In remarks from the White House, Biden said that during the next 60 days, "the Lebanese army and state security forces will deploy and take control of their own territory."
"Hezbollah terrorist infrastructure in southern Lebanon will not be allowed to be rebuilt, and over the next 60 days, Israel will gradually withdraw its remaining forces," he said. "Civilians on both sides will soon be able to safely return to their communities and begin to rebuild their homes, their schools, their farms, their businesses and their very lives."
Biden also said that "Israel did not launch this war," which has killed more than 3,500 people in Lebanon — including Hezbollah's top leaders — since the militant group began firing rockets and missiles into Israel one day after the surprise Oct. 7, 2023, surprise Hamas attacks on Israel from Gaza.
"The Lebanese people did not seek that war either. Nor did the United States," the president said.
Biden's announcement came after Israeli Prime Minister Benjamin Netanyahu and his security Cabinet threw their support behind the U.S.-backed ceasefire plan earlier in the day.
The Israeli leader said said the pact would allow Israel to turn its attention to Iran.
"I'm prepared to do anything to keep Iran from getting a nuclear weapon," Netanyahu said during televised remarks.
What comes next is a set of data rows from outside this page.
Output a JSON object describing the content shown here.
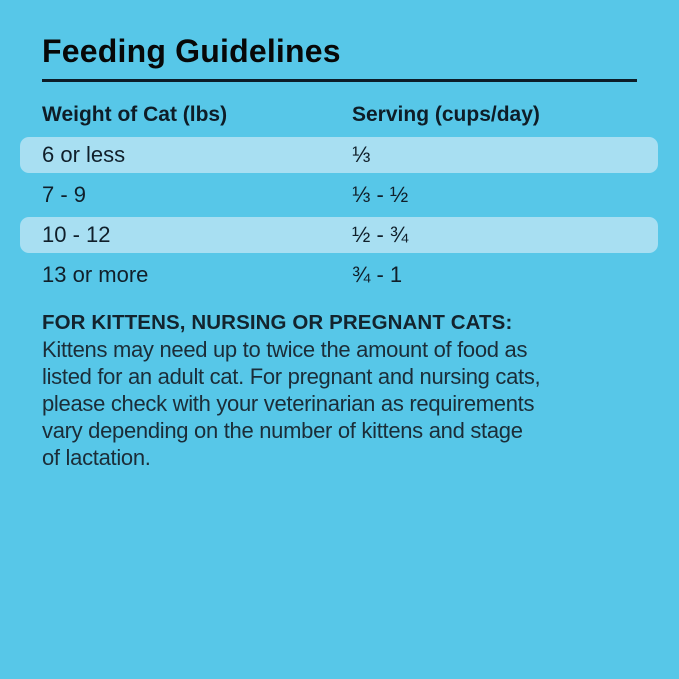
{
  "panel": {
    "background_color": "#57C7E8",
    "highlight_color": "#A8DFF2",
    "text_color": "#101F2A",
    "title": "Feeding Guidelines"
  },
  "table": {
    "columns": [
      "Weight of Cat (lbs)",
      "Serving (cups/day)"
    ],
    "rows": [
      {
        "weight": "6 or less",
        "serving": "⅓",
        "highlighted": true
      },
      {
        "weight": "7 - 9",
        "serving": "⅓ - ½",
        "highlighted": false
      },
      {
        "weight": "10 - 12",
        "serving": "½ - ¾",
        "highlighted": true
      },
      {
        "weight": "13 or more",
        "serving": "¾ - 1",
        "highlighted": false
      }
    ]
  },
  "note": {
    "heading": "FOR KITTENS, NURSING OR PREGNANT CATS:",
    "body_lines": [
      "Kittens may need up to twice the amount of food as",
      "listed for an adult cat. For pregnant and nursing cats,",
      "please check with your veterinarian as requirements",
      "vary depending on the number of kittens and stage",
      "of lactation."
    ]
  }
}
Elias Bou Saab, Lebanon's deputy parliament speaker, said the ceasefire won approval in Beirut after Hezbollah endorsed Parliament Speaker Nabih Berri to negotiate on its behalf.
But a top Hezbollah leader said the militant group has yet to see the agreement in final form.
"After reviewing the agreement signed by the enemy government, we will see if there is a match between what we stated and what was agreed upon by the Lebanese officials," Mahmoud Qamati, deputy chair of the group's political council, said, the Associated Press reported.
"We want an end to the aggression, of course, but not at the expense of the sovereignty of the state" of Lebanon, he said, seemingly referring to Israel's threat to strike if it believes Hezbollah violated the agreement.